During World War II, this type of advertising (and television broadcast in general) was discontinued in the United States in order that the country focus its resources and efforts toward the war. But when the war ended, it did not take long for television ads to catch fire once again, and this time it was even bigger.
In 1948, relatively few Americans owned a television set: less than one percent. Fast-forward six years, and that number jumped to almost one-third of Americans! This boom in popularity correlated directly with the popularity of television advertising eventually leading to the regulation of the advertising by the American Association of Advertising Agencies.
One of the first major changes to TV advertising was the idea of sponsored programs. Businesses started sponsoring entire television programs that either directly or indirectly featured their products. Popular companies such as Kraft, Colgate, and GE were just a few of the big names taking advantage of this movement and sponsored programming. The content of the show was controlled by the sponsor with some exercising their control more than others.
As the 60s came along, sponsored programs started losing steam and businesses no longer wanted to spend the money on sponsoring an entire show. Scrambling and needing a solution to prevent the cancelation of their own show, Sylvester Weaver, an NBC exec, came up with a new approach to attract companies to pay for advertising on television. Instead of one business covering the costs for an entire show, Weaver pitched an idea to sell spots to businesses to advertise during the program breaks, paving the way to the establishment of commercials. Typically lasting between 30 to 60 seconds, this allowed a single program to have up to eighteen different sponsors!

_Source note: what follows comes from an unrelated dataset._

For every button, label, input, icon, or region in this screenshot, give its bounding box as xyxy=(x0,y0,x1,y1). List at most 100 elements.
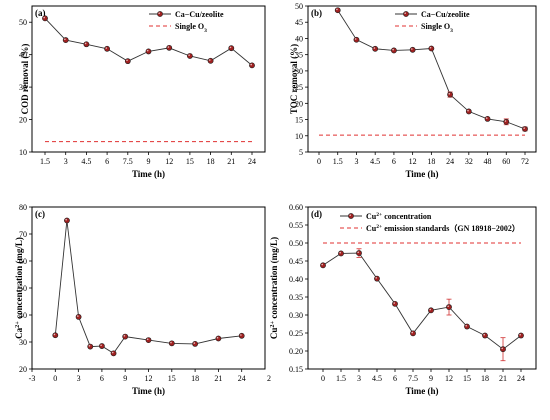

TV commercials reigned supreme for many years to come, until the launch of the Internet.
In 2016, digital advertising took its place as the top advertising medium, well above television for the first time. With technology and the Internet expanding at exponential rates, there’s no telling how long the rise of digital will continue, but it’s predicted by year 2021 spending on TV advertising will make up less than one-third of client budgets. Teens, young adults, and even some of Generation X say they’re primarily using a streaming service to view programs. So, if video killed the radio star, does video face same fate at the hands of digital?